Lady Divine leitet gemeinsam mit ihrem Lover David eine Wander-Freakshow mit dem Titel „Lady Divine's Cavalcade of Perversions” in dem das sensationslüsterne Publikum statt perverser Attraktionen jedoch auf ganz simple Weise ihrer Wertgegenstände beraubt wird. Als sich der eigentlich sensible und von Lady Divine an der kurzen Leine gehaltene David jedoch zu der hübschen Bonnie hingezogen fühlt und Lady Divine verlassen möchte, reagiert diese auf rachsüchtige Weise und beschließt ihren untreuen Lover kurzerhand als mahnendes Beispiel zu ermorden. Doch der Plan ist schwieriger als gedacht und bis zum finalen Massaker muss Lady Divine auch noch ein paar herbe und spirituelle Erfahrungen über sich ergehen lassen, ehe sie aufgrund der traumatischen Ereignisse auch noch dem kompletten Wahnsinn verfällt.

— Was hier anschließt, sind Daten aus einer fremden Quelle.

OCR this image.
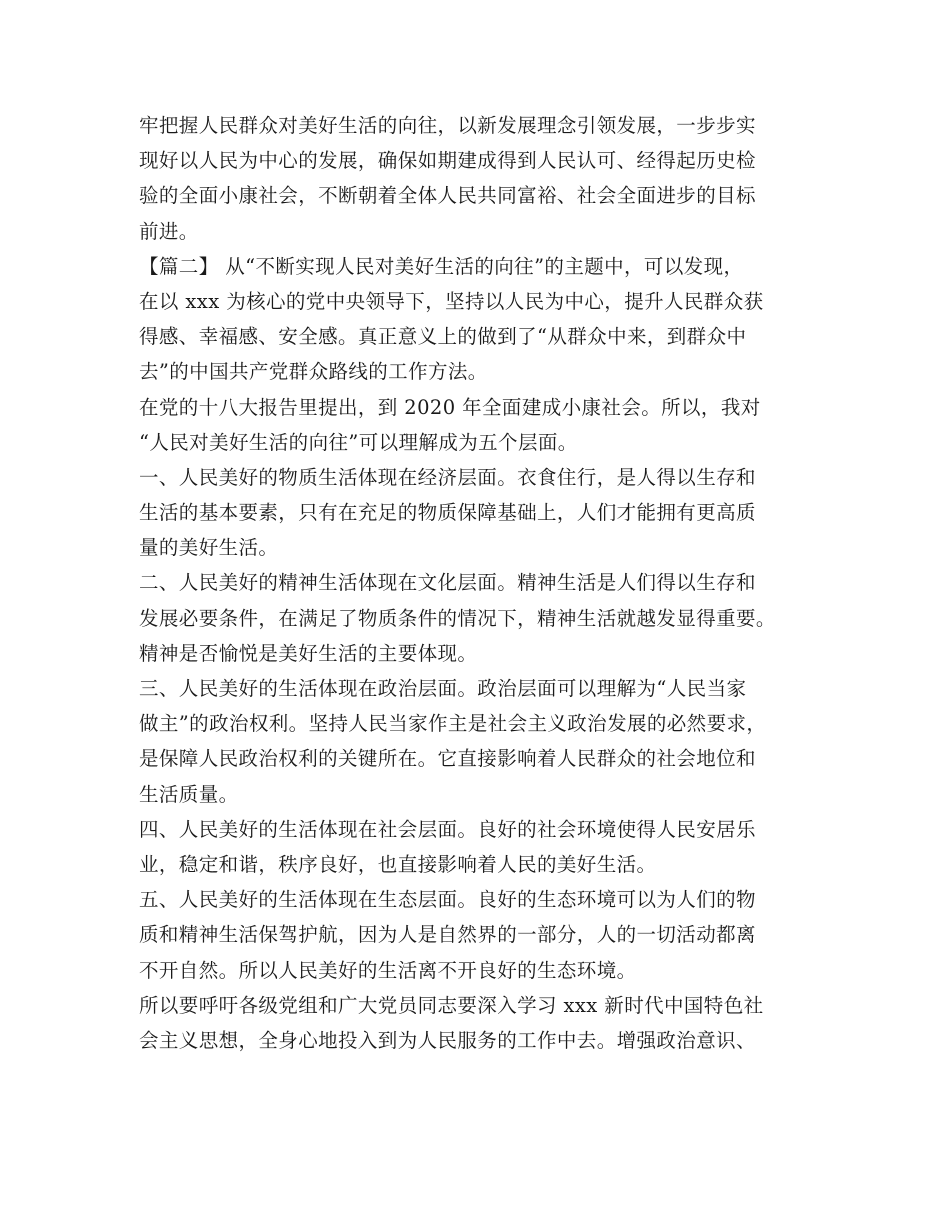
牢把握人民群众对美好生活的向往，以新发展理念引领发展，一步步实
现好以人民为中心的发展，确保如期建成得到人民认可、经得起历史检
验的全面小康社会，不断朝着全体人民共同富裕、社会全面进步的目标
前进。
【篇二】 从“不断实现人民对美好生活的向往”的主题中，可以发现，
在以 xxx 为核心的党中央领导下，坚持以人民为中心，提升人民群众获
得感、幸福感、安全感。真正意义上的做到了“从群众中来，到群众中
去”的中国共产党群众路线的工作方法。
在党的十八大报告里提出，到 2020 年全面建成小康社会。所以，我对
“人民对美好生活的向往”可以理解成为五个层面。
一、人民美好的物质生活体现在经济层面。衣食住行，是人得以生存和
生活的基本要素，只有在充足的物质保障基础上，人们才能拥有更高质
量的美好生活。
二、人民美好的精神生活体现在文化层面。精神生活是人们得以生存和
发展必要条件，在满足了物质条件的情况下，精神生活就越发显得重要。
精神是否愉悦是美好生活的主要体现。
三、人民美好的生活体现在政治层面。政治层面可以理解为“人民当家
做主”的政治权利。坚持人民当家作主是社会主义政治发展的必然要求，
是保障人民政治权利的关键所在。它直接影响着人民群众的社会地位和
生活质量。
四、人民美好的生活体现在社会层面。良好的社会环境使得人民安居乐
业，稳定和谐，秩序良好，也直接影响着人民的美好生活。
五、人民美好的生活体现在生态层面。良好的生态环境可以为人们的物
质和精神生活保驾护航，因为人是自然界的一部分，人的一切活动都离
不开自然。所以人民美好的生活离不开良好的生态环境。
所以要呼吁各级党组和广大党员同志要深入学习 xxx 新时代中国特色社
会主义思想，全身心地投入到为人民服务的工作中去。增强政治意识、
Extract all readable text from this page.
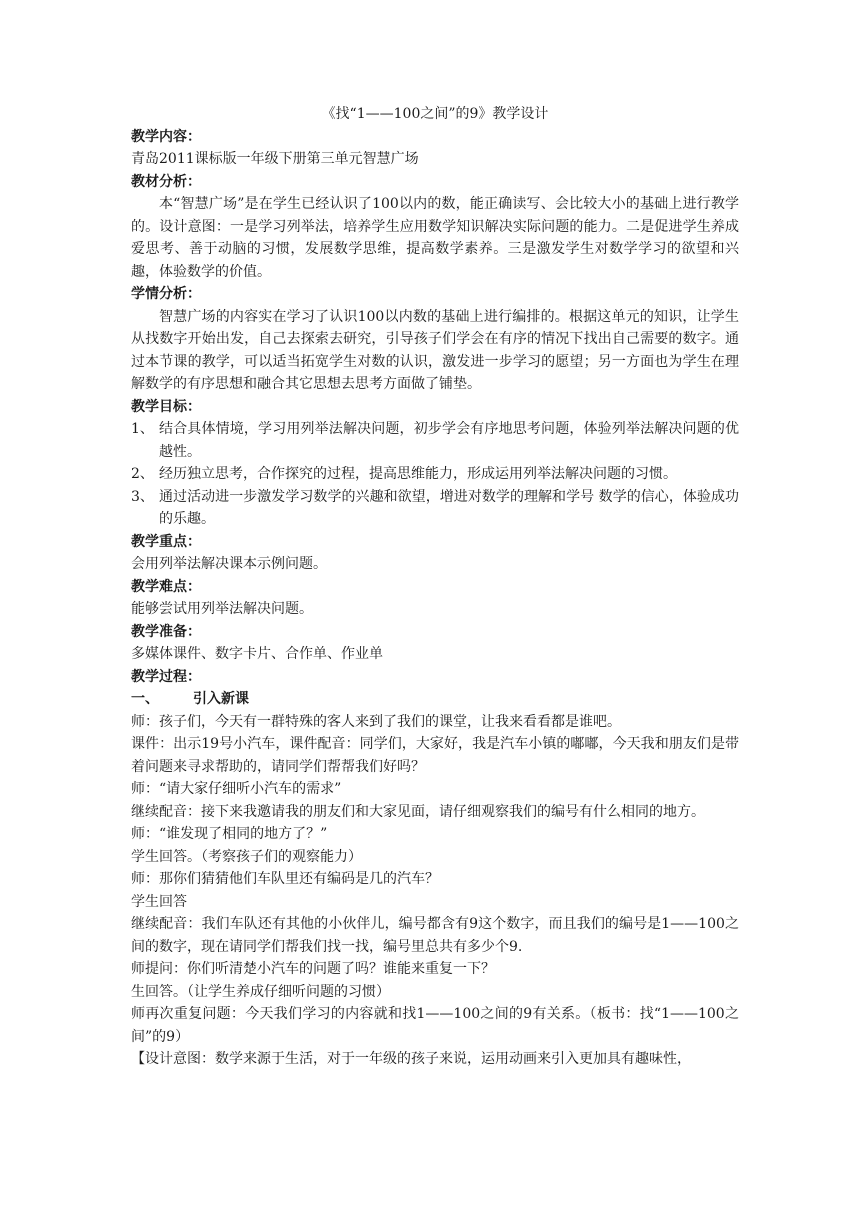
《找“1——100之间”的9》教学设计
教学内容：
青岛2011课标版一年级下册第三单元智慧广场
教材分析：
本“智慧广场”是在学生已经认识了100以内的数，能正确读写、会比较大小的基础上进行教学的。设计意图：一是学习列举法，培养学生应用数学知识解决实际问题的能力。二是促进学生养成爱思考、善于动脑的习惯，发展数学思维，提高数学素养。三是激发学生对数学学习的欲望和兴趣，体验数学的价值。
学情分析：
智慧广场的内容实在学习了认识100以内数的基础上进行编排的。根据这单元的知识，让学生从找数字开始出发，自己去探索去研究，引导孩子们学会在有序的情况下找出自己需要的数字。通过本节课的教学，可以适当拓宽学生对数的认识，激发进一步学习的愿望；另一方面也为学生在理解数学的有序思想和融合其它思想去思考方面做了铺垫。
教学目标：
1、 结合具体情境，学习用列举法解决问题，初步学会有序地思考问题，体验列举法解决问题的优越性。
2、 经历独立思考，合作探究的过程，提高思维能力，形成运用列举法解决问题的习惯。
3、 通过活动进一步激发学习数学的兴趣和欲望，增进对数学的理解和学号 数学的信心，体验成功的乐趣。
教学重点：
会用列举法解决课本示例问题。
教学难点：
能够尝试用列举法解决问题。
教学准备：
多媒体课件、数字卡片、合作单、作业单
教学过程：
一、	引入新课
师：孩子们，今天有一群特殊的客人来到了我们的课堂，让我来看看都是谁吧。
课件：出示19号小汽车，课件配音：同学们，大家好，我是汽车小镇的嘟嘟，今天我和朋友们是带着问题来寻求帮助的，请同学们帮帮我们好吗？
师：“请大家仔细听小汽车的需求”
继续配音：接下来我邀请我的朋友们和大家见面，请仔细观察我们的编号有什么相同的地方。
师：“谁发现了相同的地方了？”
学生回答。（考察孩子们的观察能力）
师：那你们猜猜他们车队里还有编码是几的汽车？
学生回答
继续配音：我们车队还有其他的小伙伴儿，编号都含有9这个数字，而且我们的编号是1——100之间的数字，现在请同学们帮我们找一找，编号里总共有多少个9.
师提问：你们听清楚小汽车的问题了吗？谁能来重复一下？
生回答。（让学生养成仔细听问题的习惯）
师再次重复问题：今天我们学习的内容就和找1——100之间的9有关系。（板书：找“1——100之间”的9）
【设计意图：数学来源于生活，对于一年级的孩子来说，运用动画来引入更加具有趣味性，
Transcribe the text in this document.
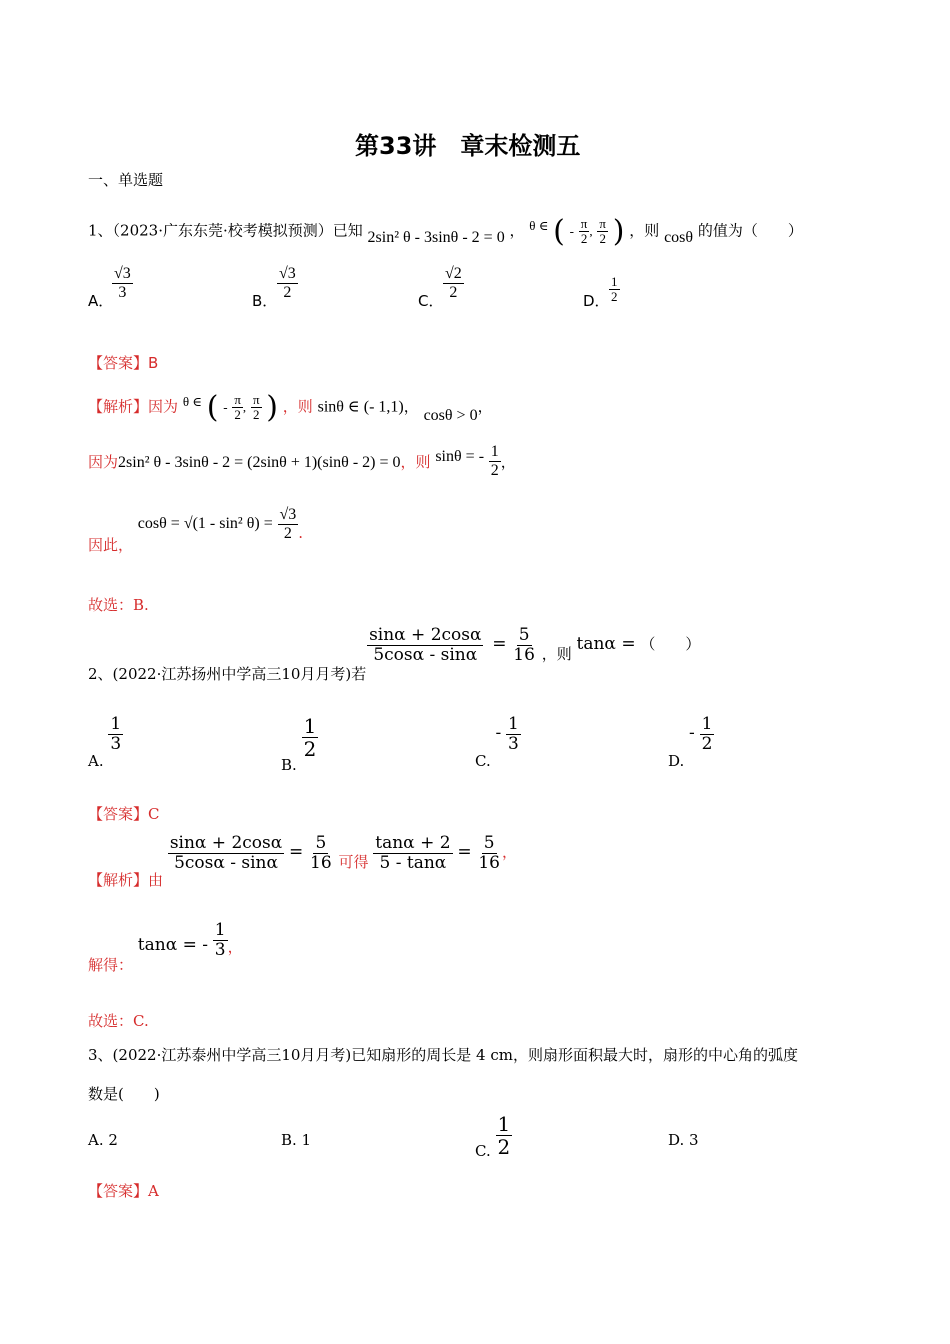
第33讲　章末检测五
一、单选题
1、（2023·广东东莞·校考模拟预测）已知 2sin² θ - 3sinθ - 2 = 0 ， θ ∈ ( - $\frac{\pi}{2}$ , $\frac{\pi}{2}$ ) ，则 cosθ 的值为（　　）
A．
$\frac{√3}{3}$	B． $\frac{√3}{2}$	C． $\frac{√2}{2}$	D． $\frac{1}{2}$
【答案】B
【解析】因为 θ ∈ ( - $\frac{\pi}{2}$ , $\frac{\pi}{2}$ ) ，则 sinθ ∈ (- 1,1)， cosθ > 0，
因为2sin² θ - 3sinθ - 2 = (2sinθ + 1)(sinθ - 2) = 0，则 sinθ = - $\frac{1}{2}$ ，
因此， cosθ = √(1 - sin² $\theta) = \frac{√3}{2}$ .
故选：B.
2、(2022·江苏扬州中学高三10月月考)若
$\frac{\sin\alpha + 2\cos\alpha}{5\cos\alpha - \sin\alpha} = \frac{5}{16}$ ，则 tanα = （　　）
A.
$\frac{1}{3}$
B.
$\frac{1}{2}$
C. - $\frac{1}{3}$
D. - $\frac{1}{2}$
【答案】C
【解析】由
$\frac{\sin\alpha + 2\cos\alpha}{5\cos\alpha - \sin\alpha} = \frac{5}{16}$ 可得 $\frac{\tan\alpha + 2}{5 - \tan\alpha} = \frac{5}{16}$ ，
解得： tanα = - $\frac{1}{3}$ ，
故选：C.
3、(2022·江苏泰州中学高三10月月考)已知扇形的周长是 4 cm，则扇形面积最大时，扇形的中心角的弧度
数是(　　)
A. 2	B. 1
C. $\frac{1}{2}$	D. 3
【答案】A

„Multiple Maniacs“ zählte ja lange Zeit neben „Mondo Trasho“ zu den schwer zu bekommenden Frühwerken von John Waters, ehe dieser mit seinem „Pink Flamingos“ im Jahr 1972 die Grenzen des schlechten Geschmacks neu definierte und einen der ersten „Midnight Movies“ der Kinogeschichte ablieferte und in dem Olymp der unkonventionellen Filmemacher aufstieg. „Multiple Maniacs“ steht dem ungleich bekannteren „Pink Flamingos“ aber um wenig nach und zeigt wieder einmal die Vorliebe von Waters für schräge Figuren, Sex und Gewalt, sowie dem unermüdlichen Bestreben, dem Spießbürgertum und Mächten des Staats den Stinkefinger zu zeigen. Wer sich auf sensationslüsterne Weise den Werken des Regisseurs nähert, muss auch damit rechnen, Dinge zu sehen, die man eigentlich gar nicht möchte und in „Multiple Maniacs“ ist das dann auch eine blasphemische Szene, mit der man anderenorts wohl nicht durchgekommen wäre. Im Falle von John Waters gehört das aber ganz selbstverständlich zur Geschichte seiner ambivalenten Hauptfigur dazu und wer sich von dem eher unorthodox erzählten Kreuzweg schockieren lässt, ist ja ebenfalls selber schuld. Filmtechnisch ist „Multiple Maniacs“ ja ein Low-Budget-Werk inklusive Over-Acting, welches wohl in Guerilla-Manier an den Wochenende gedreht wurde – herausgekommen ist dennoch ein spaßiger Schocker irgendwo zwischen Trash, Genre-Perle und offensiver Zuschauerbeleidigung mit zeitpolitischem Bezug, dass Zuschauer wie Darsteller fordert und gleich ein Vielzahl von frag- und erinnerungswürdige Momente bereit hält.